Surrogate Endpoint Clarification: On page 3, line 112, the text defines "PSA" as "Progression-Free Survival". This is a typo; PSA refers to Prostate-Specific Antigen. The acronym for Progression-Free Survival is PFS.

Table Consistency: In Table 3, several trials (e.g., NCT03016312) are listed as "Stopped early". The authors should briefly state the specific safety signal or lack of efficacy that led to early termination to better inform the reader of the risks in combination therapy.

Figure Citations: Ensure Figure 1 (A, B, C) is clearly cross-referenced in the text when discussing the specific mechanisms of LLT1, HnRNP L, and Pygo2 to improve the flow for the reader.

  Comments on the Quality of English Language

Grammatical Errors and Phrasing

• Sentence Fragments: Some sentences are incomplete or lack proper verbs. For example, "While standard androgen-deprivation therapy (ADT)... demonstrate initial clinical benefit..." should be integrated into a single cohesive sentence.

   

  Subject-Verb Agreement: There are minor errors in agreement, such as "Currently, there have been studied that have found...". This should be corrected to "Currently, studies have found..." or "It has been found in recent studies...".

   

  Awkward Syntax: The sentence "Ultimately, this comprehensive analysis serves clarifying the current state..." is missing the preposition "to" (i.e., "...serves to clarify...").

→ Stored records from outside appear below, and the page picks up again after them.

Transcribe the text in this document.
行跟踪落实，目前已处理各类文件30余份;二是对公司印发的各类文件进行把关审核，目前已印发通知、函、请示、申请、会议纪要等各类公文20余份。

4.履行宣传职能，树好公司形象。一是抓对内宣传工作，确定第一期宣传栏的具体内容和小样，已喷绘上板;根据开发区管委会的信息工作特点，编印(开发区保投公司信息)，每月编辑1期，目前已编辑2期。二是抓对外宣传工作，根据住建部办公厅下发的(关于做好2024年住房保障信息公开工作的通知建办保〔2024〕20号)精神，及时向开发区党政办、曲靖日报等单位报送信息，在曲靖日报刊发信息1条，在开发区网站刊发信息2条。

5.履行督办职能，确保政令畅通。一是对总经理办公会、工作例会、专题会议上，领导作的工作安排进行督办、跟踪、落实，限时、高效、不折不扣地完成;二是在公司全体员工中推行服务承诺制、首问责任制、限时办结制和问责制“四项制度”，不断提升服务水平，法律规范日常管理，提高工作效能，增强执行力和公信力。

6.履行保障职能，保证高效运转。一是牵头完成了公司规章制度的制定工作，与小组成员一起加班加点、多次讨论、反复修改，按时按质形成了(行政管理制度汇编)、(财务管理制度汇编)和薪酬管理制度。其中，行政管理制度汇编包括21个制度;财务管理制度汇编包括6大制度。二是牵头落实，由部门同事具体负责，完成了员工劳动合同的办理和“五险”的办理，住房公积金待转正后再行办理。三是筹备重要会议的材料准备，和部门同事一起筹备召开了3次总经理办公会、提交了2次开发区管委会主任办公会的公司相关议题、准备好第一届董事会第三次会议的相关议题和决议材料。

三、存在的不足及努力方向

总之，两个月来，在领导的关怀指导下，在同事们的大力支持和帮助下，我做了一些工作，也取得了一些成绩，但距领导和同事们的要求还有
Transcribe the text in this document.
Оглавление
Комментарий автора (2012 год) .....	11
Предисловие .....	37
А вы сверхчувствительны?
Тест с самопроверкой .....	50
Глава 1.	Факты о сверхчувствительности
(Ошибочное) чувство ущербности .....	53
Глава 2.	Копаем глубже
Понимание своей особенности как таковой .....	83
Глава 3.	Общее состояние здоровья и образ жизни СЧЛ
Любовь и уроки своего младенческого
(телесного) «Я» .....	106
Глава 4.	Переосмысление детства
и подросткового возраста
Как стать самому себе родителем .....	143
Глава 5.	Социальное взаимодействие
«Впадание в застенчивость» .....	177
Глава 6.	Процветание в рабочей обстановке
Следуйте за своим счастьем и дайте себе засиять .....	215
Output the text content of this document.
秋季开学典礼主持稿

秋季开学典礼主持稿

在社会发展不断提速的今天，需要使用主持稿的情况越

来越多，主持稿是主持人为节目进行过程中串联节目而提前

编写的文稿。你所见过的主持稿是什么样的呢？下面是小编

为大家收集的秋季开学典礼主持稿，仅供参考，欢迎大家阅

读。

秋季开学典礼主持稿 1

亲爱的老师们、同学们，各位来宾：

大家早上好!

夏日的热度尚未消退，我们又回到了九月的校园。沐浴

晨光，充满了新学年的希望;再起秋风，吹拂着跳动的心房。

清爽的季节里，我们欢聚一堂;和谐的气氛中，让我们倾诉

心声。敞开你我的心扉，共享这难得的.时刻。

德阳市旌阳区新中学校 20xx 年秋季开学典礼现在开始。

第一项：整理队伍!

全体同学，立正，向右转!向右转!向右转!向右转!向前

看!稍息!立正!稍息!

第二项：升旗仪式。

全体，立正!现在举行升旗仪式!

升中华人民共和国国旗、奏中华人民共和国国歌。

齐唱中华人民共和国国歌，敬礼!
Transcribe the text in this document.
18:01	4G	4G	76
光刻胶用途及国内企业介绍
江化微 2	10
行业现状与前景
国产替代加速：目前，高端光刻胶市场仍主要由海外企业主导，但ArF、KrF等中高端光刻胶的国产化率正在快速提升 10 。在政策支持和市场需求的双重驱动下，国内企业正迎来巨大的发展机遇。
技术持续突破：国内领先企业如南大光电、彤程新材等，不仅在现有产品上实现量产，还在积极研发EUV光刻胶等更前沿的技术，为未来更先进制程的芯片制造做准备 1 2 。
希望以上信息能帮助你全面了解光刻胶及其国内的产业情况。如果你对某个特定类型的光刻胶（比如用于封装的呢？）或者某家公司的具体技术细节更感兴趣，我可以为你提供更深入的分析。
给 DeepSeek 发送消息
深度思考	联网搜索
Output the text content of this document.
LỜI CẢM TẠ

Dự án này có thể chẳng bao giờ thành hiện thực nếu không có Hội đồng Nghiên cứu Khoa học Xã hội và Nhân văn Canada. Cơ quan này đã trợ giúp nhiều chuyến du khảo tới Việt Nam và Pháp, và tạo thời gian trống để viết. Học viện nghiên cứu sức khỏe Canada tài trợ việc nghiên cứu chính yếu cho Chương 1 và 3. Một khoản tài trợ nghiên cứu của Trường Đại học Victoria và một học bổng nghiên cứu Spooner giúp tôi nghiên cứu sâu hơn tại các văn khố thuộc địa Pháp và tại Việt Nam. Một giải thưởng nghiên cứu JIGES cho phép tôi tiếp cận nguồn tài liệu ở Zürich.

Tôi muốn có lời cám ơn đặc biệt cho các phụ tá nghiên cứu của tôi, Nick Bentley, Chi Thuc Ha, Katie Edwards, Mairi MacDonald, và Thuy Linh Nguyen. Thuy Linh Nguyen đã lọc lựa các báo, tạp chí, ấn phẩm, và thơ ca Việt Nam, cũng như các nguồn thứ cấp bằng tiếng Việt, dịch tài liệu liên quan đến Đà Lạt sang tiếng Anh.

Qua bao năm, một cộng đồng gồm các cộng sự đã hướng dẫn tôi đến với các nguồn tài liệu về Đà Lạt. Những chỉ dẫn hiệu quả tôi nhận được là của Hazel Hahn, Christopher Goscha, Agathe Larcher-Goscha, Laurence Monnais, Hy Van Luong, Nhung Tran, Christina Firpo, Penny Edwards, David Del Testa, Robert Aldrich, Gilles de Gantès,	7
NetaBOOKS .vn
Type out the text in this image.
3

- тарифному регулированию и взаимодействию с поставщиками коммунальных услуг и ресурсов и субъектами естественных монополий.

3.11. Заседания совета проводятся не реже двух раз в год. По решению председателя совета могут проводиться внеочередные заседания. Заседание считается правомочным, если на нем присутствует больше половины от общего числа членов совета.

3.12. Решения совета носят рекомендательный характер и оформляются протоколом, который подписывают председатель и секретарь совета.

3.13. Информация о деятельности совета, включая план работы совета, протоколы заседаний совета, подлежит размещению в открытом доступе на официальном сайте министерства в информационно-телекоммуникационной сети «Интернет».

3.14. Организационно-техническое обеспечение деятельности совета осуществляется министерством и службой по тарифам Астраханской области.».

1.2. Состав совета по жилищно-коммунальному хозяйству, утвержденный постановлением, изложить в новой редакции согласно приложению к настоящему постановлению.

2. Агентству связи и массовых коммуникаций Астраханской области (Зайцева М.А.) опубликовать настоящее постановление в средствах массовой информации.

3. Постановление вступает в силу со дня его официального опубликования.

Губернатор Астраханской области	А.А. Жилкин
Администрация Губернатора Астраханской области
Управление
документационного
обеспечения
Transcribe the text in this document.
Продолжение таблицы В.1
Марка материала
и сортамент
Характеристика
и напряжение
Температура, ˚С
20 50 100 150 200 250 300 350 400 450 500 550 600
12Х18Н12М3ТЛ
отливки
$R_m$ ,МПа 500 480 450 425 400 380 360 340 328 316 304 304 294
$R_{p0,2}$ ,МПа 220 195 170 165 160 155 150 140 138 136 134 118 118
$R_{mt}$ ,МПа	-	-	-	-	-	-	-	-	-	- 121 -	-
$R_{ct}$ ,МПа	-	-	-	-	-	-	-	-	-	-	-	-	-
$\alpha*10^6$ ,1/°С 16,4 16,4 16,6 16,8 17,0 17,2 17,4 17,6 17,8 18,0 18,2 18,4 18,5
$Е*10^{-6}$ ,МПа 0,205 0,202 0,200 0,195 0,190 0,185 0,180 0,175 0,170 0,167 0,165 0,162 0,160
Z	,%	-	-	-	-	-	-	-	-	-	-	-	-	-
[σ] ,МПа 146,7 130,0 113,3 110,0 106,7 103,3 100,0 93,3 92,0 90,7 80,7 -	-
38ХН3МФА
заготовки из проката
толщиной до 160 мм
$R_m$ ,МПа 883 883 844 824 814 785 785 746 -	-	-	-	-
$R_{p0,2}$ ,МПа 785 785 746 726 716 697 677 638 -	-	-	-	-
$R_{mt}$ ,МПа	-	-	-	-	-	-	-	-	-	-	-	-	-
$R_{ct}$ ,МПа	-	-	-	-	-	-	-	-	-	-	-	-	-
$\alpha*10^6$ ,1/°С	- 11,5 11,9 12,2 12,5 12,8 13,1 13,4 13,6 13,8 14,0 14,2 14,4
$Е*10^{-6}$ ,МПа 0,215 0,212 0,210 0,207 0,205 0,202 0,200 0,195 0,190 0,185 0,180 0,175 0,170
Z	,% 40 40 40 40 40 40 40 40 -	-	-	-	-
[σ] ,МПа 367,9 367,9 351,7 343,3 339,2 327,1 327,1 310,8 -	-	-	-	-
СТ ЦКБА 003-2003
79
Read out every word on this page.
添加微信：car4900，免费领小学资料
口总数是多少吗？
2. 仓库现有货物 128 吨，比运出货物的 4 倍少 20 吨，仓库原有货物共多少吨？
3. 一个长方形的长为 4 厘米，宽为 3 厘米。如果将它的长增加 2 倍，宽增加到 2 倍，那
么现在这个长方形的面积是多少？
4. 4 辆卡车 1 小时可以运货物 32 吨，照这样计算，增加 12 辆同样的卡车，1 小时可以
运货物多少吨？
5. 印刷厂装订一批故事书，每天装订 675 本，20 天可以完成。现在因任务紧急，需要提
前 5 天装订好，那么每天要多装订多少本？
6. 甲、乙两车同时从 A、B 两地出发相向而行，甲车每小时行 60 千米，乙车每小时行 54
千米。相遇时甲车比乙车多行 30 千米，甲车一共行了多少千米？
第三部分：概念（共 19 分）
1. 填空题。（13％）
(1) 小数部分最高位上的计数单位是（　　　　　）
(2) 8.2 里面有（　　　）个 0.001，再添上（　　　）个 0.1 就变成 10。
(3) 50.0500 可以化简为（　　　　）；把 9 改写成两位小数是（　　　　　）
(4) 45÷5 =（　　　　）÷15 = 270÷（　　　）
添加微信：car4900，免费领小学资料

  3. Punctuation and Formatting

  Citation Formatting: In the abstract and introduction, citations are sometimes attached to the middle of words or phrases without spaces (e.g., "inhibitors (ICIS)11" and "mechanisms3. 4").

  Numerical Notation: The use of symbols like "$I/\Pi$" or "$I/2$" to represent trial phases (Phase I/II or Phase 1/2) is non-standard for medical literature and should be replaced with standard Roman or Arabic numerals.

  Table Clarity: Some table entries contain broken words or unusual hyphenation (e.g., "replica-tion-in-vi-competent" and "chim-panzee"), which likely occurred during the PDF conversion but should be corrected for the final manuscrip

Author Response

Please see the attachment.

Author Response File: Author Response.pdf

Reviewer 3 Report

Comments and Suggestions for Authors

Prostate cancer often progresses to lethal, drug- and castration-resistant prostate cancer. Conventional therapies often fail due to various resistance mechanisms. Because of the resistance patients are left with limited options and poor prognoses. Immunotherapy is a promissing strategy to overcome the drug resistance challenge in castration-resistamt prostate cancer. The review by Xia and co-workers synthesizes findings from PubMed literature in the period from 2020 to 2025. Clinical trial progress in the period 2020-2025 revealed significant progress in the area of vaccinotherapy, immunotherapy with checkpoint inhibitors and combined therapies (Section 2). Basic research identified 4 targeted resistance mechanisms and 1 nanoparticle-mediated triple-combination therapy, which enhanced cytotoxic T-cell infiltration and suppressed the cancer growth pre-clinically (section 3). These findings demonstrate the therapeutic promise of immunotherapy of the cancer in overcoming resistance barriers and improving patients outcomes. However, translating this potential into clinical practice requires optimized patient selection through predicitive biomarkers and rigorously validated phase III trials.

This is an interesting review article that can be accepted after a minor revision. Two points should be addressed:

1) The main problem with this article is text similarity higher than 20%, which is higher than the "healthy" level of 10%. The text needs to be re-written in order to reduce the text similarity level to the "healthy" range (<10%). 

2) The article should be supplied with a short summary and/or with a graphical abstract. 

Author Response

Please see the attachment.

Author Response File: Author Response.pdf

Round 2

Reviewer 1 Report

Comments and Suggestions for Authors

I appreciate the authors’ careful and thorough revisions. They have thoughtfully addressed all of my previous concerns. The addition of deeper mechanistic insights, comparative perspectives, and a clearly described search strategy has substantially strengthened the manuscript and turned it into a useful, centralized reference for the CRPC immunotherapy field. I have no further comments and support its publication.